Screenings of the Kuchar films
Introduction by Peter Eleey
Speaker Sommerakademie 2012
Kunstraum Oktogon, August 22, 2012, 21.30h
A visionary who created high drama from low culture and the vulgarities of everyday life, George Kuchar (1942–2011) began his film career as a teenager, making no-budget 8mm flicks with his twin brother, Mike, in their New York apartment before being introduced to the downtown underground scene in the early 1960s. He recalled being fascinated by weather even as a child, watching storms that caused “the window panes in my living room to bulge inward with alarming convexity while outside the metal sheeting on the apartment building was being ripped off and whipped through the rain-soaked streets like giant razor blades.”

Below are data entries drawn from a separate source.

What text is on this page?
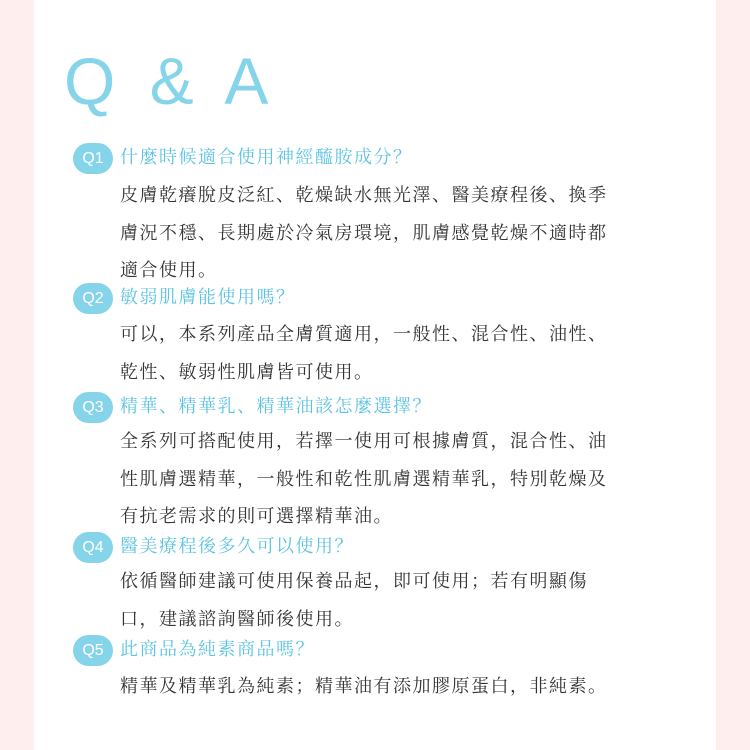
Q & A
Q1 什麼時候適合使用神經醯胺成分？
皮膚乾癢脫皮泛紅、乾燥缺水無光澤、醫美療程後、換季
膚況不穩、長期處於冷氣房環境，肌膚感覺乾燥不適時都
適合使用。
Q2 敏弱肌膚能使用嗎？
可以，本系列產品全膚質適用，一般性、混合性、油性、
乾性、敏弱性肌膚皆可使用。
Q3 精華、精華乳、精華油該怎麼選擇？
全系列可搭配使用，若擇一使用可根據膚質，混合性、油
性肌膚選精華，一般性和乾性肌膚選精華乳，特別乾燥及
有抗老需求的則可選擇精華油。
Q4 醫美療程後多久可以使用？
依循醫師建議可使用保養品起，即可使用；若有明顯傷
口，建議諮詢醫師後使用。
Q5 此商品為純素商品嗎？
精華及精華乳為純素；精華油有添加膠原蛋白，非純素。
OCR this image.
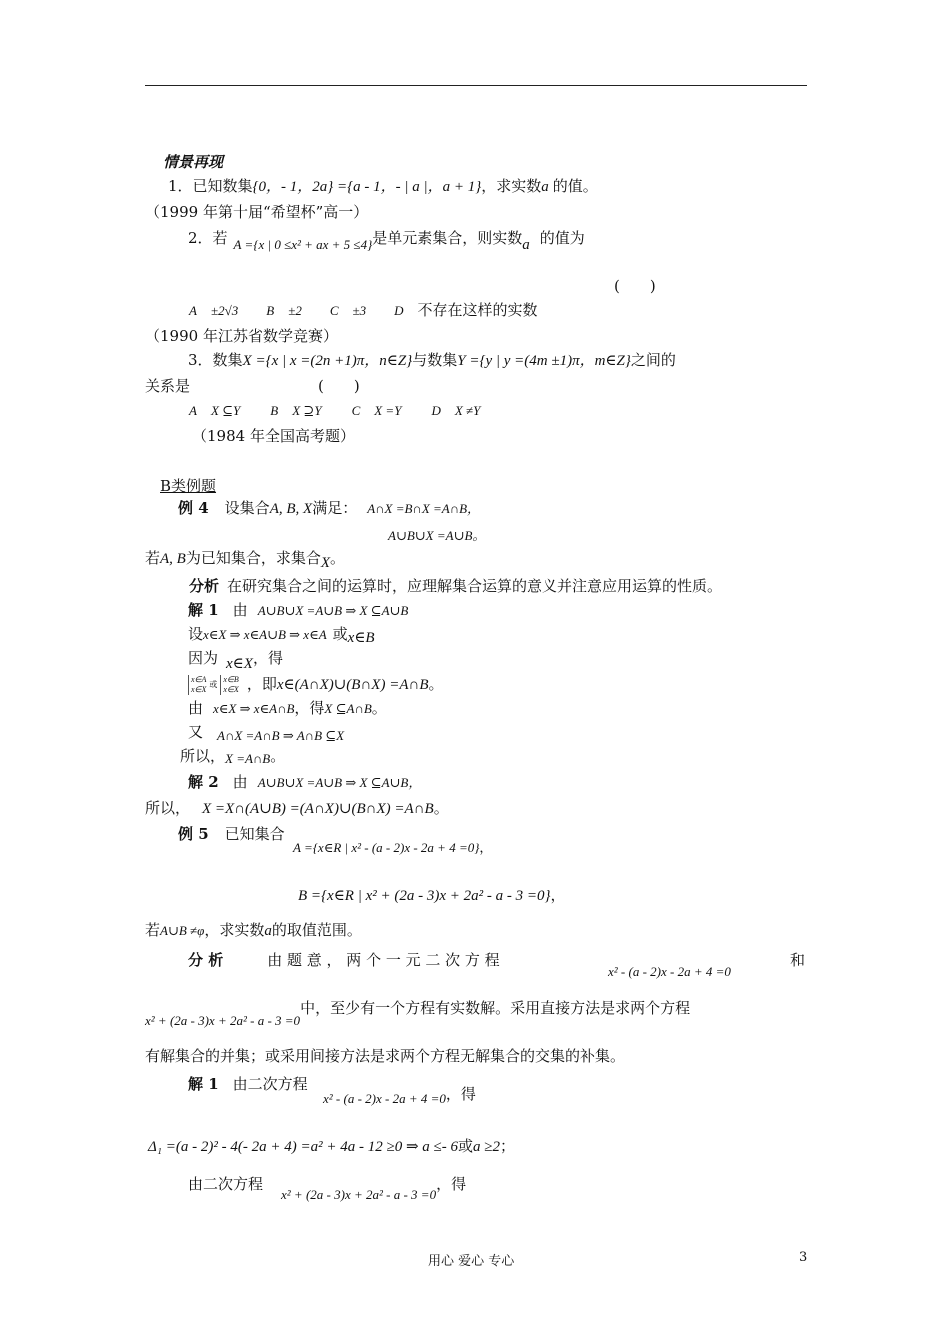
情景再现
1．已知数集{0，- 1，2a} ={a - 1，- | a |，a + 1}，求实数a 的值。
（1999 年第十届“希望杯”高一）
2．若 A ={x | 0 ≤x² + ax + 5 ≤4}是单元素集合，则实数a 的值为
(　　)
A ±2√3 B ±2 C ±3 D 不存在这样的实数
（1990 年江苏省数学竞赛）
3．数集X ={x | x =(2n +1)π，n∈Z}与数集Y ={y | y =(4m ±1)π，m∈Z}之间的
关系是	(　　)
A X ⊆Y B X ⊇Y C X =Y D X ≠Y
（1984 年全国高考题）
B类例题
例 4 设集合A, B, X满足： A∩X =B∩X =A∩B，
A∪B∪X =A∪B。
若A, B为已知集合，求集合X。
分析 在研究集合之间的运算时，应理解集合运算的意义并注意应用运算的性质。
解 1 由 A∪B∪X =A∪B ⇒ X ⊆A∪B
设x∈X ⇒ x∈A∪B ⇒ x∈A 或x∈B
因为 x∈X，得
x∈A
x∈X或x∈B
x∈X ，即x∈(A∩X)∪(B∩X) =A∩B。
由 x∈X ⇒ x∈A∩B，得X ⊆A∩B。
又 A∩X =A∩B ⇒ A∩B ⊆X
所以，X =A∩B。
解 2 由 A∪B∪X =A∪B ⇒ X ⊆A∪B，
所以， X =X∩(A∪B) =(A∩X)∪(B∩X) =A∩B。
例 5 已知集合
A ={x∈R | x² - (a - 2)x - 2a + 4 =0}，
B ={x∈R | x² + (2a - 3)x + 2a² - a - 3 =0}，
若A∪B ≠φ，求实数a的取值范围。
分 析	由 题 意 ， 两 个 一 元 二 次 方 程
x² - (a - 2)x - 2a + 4 =0
和
x² + (2a - 3)x + 2a² - a - 3 =0中，至少有一个方程有实数解。采用直接方法是求两个方程
有解集合的并集；或采用间接方法是求两个方程无解集合的交集的补集。
解 1 由二次方程
x² - (a - 2)x - 2a + 4 =0，得
Δ₁ =(a - 2)² - 4(- 2a + 4) =a² + 4a - 12 ≥0 ⇒ a ≤- 6或a ≥2；
由二次方程x² + (2a - 3)x + 2a² - a - 3 =0，得
用心 爱心 专心	3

Kuchar trained in commercial art, and illustrated weather reports for a New York television station early in his professional career. Dramatic weather features prominently in his later work. Beginning in 1977, Kuchar made a regular spring pilgrimage to Oklahoma, where he hunkered down to wait for tornadoes—what he called “superstars of the meteorological stage”—and made intimate video diaries from his motel room as the clouds swirled overhead. Landmarks of American film, these studies capture in starkly personal terms the “turmoil, tedium, terror and televised terrain” of the Great Plains. Kuchar was also obsessed with UFOs, and the lightning and thunder featured in his “Weather Diaries” appear as combinations of extraterrestrial activity and natural special effects, vehicles for the mystery, banality, and beauty that mark every Kuchar film.